Religion
- Affiliation: Islam
- Branch/tradition: Sunni
- Ecclesiastical or organizational status: non-profit religious organization

Location
- Location: 1038 West Linden Street, Riverside, California 92507
- Interactive map of Islamic Center of Riverside

Architecture
- Type: Mosque
- Established: 1979
- Capacity: 1,000

Website
- www.islamiccenterofriverside.net

= Islamic Center of Riverside =

Mosque in California, the United States

The Islamic Center of Riverside is a mosque in Riverside, California. Built in 1979, Friday services regularly attract over 1,000 worshipers.

==History==
The mosque is a member of the Islamic Shura Council of Southern California network of mosques. The building was erected in 1979–80 and designed by architect Shakil Patel. The site, close to the University of California Riverside campus, was chosen to enable the mosque to serve university students as well as the wider community. Along with 23 other "Islamic Centers" in California, the mosque has held an annual open house offering Californians an opportunity to learn more about Islam in the wake of the September 11 attacks. The mosque is known for its "interfaith efforts and welcoming atmosphere."
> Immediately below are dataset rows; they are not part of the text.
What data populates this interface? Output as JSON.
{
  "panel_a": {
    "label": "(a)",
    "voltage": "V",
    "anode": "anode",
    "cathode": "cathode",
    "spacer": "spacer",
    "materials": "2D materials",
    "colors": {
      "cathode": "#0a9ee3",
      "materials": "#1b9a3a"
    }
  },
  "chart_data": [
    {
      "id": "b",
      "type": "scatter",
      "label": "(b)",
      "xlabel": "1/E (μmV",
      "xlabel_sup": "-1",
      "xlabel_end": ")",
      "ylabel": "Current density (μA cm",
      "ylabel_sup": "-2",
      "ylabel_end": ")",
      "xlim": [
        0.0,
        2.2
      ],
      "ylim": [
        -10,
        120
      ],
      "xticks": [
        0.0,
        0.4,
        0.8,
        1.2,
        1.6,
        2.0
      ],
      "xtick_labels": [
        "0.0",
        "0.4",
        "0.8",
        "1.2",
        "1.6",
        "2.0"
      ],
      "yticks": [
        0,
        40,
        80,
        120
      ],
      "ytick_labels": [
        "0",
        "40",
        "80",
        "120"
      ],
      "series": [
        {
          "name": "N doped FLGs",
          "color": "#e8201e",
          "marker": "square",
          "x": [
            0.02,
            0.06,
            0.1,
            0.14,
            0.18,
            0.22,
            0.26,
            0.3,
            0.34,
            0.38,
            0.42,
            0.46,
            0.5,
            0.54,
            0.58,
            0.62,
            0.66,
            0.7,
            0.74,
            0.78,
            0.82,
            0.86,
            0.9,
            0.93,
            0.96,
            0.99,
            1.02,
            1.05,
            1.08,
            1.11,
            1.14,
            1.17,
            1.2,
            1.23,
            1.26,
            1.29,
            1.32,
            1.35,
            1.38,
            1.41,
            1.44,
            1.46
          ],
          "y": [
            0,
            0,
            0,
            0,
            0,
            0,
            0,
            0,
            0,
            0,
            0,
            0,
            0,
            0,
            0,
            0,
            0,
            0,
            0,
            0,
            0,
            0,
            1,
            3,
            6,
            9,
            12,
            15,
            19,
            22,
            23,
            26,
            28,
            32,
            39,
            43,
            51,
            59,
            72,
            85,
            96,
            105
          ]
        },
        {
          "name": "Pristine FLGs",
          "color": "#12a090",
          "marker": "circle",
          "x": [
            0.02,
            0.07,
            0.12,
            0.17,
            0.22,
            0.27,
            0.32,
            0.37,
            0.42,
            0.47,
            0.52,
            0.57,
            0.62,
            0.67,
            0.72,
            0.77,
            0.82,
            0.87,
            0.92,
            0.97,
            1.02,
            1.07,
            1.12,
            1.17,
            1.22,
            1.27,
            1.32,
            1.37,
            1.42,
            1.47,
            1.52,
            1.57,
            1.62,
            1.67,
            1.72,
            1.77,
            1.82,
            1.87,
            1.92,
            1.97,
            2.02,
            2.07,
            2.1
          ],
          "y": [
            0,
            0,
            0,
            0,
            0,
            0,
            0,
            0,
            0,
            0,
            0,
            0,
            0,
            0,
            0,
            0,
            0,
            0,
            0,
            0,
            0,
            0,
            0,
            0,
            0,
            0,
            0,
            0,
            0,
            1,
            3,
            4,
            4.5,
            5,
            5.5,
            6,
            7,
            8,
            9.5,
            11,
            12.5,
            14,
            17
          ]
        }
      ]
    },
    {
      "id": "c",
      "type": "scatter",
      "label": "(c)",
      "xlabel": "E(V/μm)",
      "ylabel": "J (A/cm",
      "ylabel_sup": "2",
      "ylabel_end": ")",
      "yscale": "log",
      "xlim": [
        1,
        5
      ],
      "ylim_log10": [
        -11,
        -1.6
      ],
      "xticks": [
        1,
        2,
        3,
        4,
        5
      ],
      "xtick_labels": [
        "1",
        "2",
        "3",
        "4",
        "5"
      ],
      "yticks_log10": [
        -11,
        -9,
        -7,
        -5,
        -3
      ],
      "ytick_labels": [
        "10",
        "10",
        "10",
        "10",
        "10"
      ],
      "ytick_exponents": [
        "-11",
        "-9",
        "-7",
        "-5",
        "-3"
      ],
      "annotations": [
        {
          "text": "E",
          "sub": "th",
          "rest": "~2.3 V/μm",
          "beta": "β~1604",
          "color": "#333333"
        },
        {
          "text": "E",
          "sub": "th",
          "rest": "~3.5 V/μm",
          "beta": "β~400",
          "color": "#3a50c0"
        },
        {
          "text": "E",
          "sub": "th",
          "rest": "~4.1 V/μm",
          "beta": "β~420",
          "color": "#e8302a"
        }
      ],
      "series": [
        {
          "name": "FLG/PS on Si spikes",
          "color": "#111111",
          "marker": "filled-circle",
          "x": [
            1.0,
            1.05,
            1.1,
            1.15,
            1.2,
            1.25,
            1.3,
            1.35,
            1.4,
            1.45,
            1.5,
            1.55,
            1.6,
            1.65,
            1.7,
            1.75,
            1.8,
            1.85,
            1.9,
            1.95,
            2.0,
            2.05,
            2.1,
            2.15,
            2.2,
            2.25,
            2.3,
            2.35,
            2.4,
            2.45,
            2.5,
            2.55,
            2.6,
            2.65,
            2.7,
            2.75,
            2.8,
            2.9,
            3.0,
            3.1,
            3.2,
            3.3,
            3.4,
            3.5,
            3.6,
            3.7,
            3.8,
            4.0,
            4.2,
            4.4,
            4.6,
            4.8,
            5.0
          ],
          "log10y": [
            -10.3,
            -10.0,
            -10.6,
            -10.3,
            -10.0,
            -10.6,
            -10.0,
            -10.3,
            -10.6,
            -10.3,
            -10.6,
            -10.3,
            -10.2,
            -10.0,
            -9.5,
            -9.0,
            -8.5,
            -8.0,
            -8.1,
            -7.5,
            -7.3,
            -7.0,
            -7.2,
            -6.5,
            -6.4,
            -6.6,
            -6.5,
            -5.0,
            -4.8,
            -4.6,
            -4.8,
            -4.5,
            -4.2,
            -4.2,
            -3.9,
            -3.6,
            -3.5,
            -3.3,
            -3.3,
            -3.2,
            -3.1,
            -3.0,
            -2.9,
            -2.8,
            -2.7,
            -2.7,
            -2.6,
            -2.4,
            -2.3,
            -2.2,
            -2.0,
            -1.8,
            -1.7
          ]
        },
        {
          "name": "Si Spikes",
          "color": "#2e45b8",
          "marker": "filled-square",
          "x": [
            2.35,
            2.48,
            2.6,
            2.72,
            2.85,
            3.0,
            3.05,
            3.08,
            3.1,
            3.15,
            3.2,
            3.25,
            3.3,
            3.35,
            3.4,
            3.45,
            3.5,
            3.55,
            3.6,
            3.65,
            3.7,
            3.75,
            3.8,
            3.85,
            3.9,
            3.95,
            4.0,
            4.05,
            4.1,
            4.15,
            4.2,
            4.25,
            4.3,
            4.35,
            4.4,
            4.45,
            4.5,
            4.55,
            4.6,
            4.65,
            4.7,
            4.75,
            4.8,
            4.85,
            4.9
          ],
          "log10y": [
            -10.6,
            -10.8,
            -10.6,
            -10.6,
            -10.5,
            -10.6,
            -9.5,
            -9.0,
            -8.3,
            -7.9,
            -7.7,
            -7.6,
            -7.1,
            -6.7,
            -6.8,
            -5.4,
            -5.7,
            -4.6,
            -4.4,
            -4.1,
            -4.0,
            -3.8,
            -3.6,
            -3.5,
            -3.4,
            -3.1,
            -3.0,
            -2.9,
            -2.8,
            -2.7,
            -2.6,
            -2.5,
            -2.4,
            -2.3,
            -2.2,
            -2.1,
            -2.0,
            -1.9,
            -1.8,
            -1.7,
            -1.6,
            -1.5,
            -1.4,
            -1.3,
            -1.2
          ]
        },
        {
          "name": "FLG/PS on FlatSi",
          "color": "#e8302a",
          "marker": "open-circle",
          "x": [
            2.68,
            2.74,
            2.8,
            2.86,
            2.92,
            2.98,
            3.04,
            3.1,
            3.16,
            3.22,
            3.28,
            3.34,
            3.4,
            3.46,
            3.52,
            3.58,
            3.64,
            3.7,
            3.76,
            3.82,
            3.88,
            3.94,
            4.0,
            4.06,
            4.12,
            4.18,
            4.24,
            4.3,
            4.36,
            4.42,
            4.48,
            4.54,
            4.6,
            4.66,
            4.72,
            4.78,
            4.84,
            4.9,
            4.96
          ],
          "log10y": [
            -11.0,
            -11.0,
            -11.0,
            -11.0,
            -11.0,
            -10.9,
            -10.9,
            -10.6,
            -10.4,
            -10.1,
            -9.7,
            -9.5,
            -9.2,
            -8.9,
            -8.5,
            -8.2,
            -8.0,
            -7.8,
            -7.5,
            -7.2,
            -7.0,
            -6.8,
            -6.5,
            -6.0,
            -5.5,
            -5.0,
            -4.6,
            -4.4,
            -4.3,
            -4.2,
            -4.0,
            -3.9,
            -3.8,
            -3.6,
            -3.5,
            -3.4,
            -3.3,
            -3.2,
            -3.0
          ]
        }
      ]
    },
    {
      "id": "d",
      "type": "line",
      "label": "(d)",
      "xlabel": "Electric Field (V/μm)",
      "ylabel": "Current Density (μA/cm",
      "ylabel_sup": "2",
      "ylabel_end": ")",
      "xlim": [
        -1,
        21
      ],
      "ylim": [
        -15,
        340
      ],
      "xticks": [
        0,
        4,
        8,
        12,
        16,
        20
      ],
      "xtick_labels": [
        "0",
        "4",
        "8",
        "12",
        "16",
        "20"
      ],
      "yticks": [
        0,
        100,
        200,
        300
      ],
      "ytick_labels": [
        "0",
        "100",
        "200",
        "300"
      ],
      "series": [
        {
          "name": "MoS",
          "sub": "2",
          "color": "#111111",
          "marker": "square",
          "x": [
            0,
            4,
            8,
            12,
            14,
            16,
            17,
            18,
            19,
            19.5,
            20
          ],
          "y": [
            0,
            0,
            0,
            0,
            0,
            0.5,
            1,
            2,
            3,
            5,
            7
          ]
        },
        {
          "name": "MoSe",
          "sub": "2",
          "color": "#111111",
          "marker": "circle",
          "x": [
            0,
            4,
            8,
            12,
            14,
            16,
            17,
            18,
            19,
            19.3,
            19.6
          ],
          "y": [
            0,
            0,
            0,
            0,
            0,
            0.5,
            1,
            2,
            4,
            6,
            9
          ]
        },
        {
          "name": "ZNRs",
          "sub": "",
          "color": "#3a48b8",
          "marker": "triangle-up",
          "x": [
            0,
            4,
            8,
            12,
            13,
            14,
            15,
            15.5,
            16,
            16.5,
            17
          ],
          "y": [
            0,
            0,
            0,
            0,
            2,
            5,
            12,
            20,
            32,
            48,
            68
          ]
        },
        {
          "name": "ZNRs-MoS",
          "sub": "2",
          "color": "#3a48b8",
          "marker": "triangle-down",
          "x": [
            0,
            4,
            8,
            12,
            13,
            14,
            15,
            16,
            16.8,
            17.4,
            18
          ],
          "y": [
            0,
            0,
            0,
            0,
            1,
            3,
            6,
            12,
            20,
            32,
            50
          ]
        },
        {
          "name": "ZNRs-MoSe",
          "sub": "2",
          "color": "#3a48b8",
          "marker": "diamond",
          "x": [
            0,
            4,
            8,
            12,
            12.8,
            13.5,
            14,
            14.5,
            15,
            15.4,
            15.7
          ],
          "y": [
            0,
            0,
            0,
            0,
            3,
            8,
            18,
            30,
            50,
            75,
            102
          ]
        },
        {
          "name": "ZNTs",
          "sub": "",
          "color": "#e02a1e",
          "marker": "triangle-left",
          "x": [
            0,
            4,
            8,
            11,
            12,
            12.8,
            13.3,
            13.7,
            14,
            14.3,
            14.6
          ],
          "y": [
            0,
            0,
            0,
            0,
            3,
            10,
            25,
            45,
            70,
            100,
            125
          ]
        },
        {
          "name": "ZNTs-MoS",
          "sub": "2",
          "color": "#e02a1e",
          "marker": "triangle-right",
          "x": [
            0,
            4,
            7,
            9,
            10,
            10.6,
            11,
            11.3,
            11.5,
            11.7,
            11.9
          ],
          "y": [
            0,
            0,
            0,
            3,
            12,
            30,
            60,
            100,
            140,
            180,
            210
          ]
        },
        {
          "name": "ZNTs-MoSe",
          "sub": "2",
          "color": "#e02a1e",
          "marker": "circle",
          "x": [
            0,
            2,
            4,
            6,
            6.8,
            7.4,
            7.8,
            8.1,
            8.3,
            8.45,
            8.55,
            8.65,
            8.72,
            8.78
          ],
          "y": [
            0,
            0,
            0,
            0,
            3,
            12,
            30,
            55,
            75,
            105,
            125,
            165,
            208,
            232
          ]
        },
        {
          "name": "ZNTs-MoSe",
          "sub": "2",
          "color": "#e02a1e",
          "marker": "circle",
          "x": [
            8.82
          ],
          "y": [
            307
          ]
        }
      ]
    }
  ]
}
The Islamic Center organizes an annual ceremony, held at the Riverside Convention Center. During the ceremony, all Muslims from the Inland Empire who are graduating from high schools or college are honored, and cash prizes are awarded to top students in several categories. Members filled 50 cartons with relief supplies and raised over $15,000 for victims of the 2004 Indian Ocean earthquake and tsunami.

Mustafa H. Kuko became imam of the Center in 1998. At that time, only about 2% of those attending the Center were American-born; by 2012, about 15% were. In June 2014, Kuko told The Press-Enterprise that the Center has worked hard to prevent young people from connecting with terrorist propaganda. He said that the press "overlooked what we have been doing in our communities for many years. ... We have been talking to our communities. We have been talking to our families." On July 21, 2017, guest speaker Imam Mahmoud Harmoush delivered a speech at the Islamic Center of Riverside that drew controversy for allegations of antisemitic rhetoric. Harmoush later claimed that his words had been misinterpreted by "politically-motivated people who fish in dirty water."

===2015 San Bernardino attack===

Syed Rizwan Farook, one of the shooters in the 2015 San Bernardino attack, and neighbor Enrique Marquez, who is currently under investigation in relation to the attack, attended prayers at the Islamic Center of Riverside along with one of the victims of the shooting. Farook and the other shooter Tashfeen Malik, who were married abroad, held their wedding reception at the Islamic Center of Riverside. Farook abruptly stopped attending the center in 2014 following his marriage. The Center's director did not recall ever hearing extremist ideology from Farook, and stated that if such ideas were known, they would have tried to stop it, as Farook's actions betrayed the principles of Islam. The Islamic Center of Riverside held a prayer vigil on the Friday after the shooting, extending sympathy to the shooting victims and condemning the attack.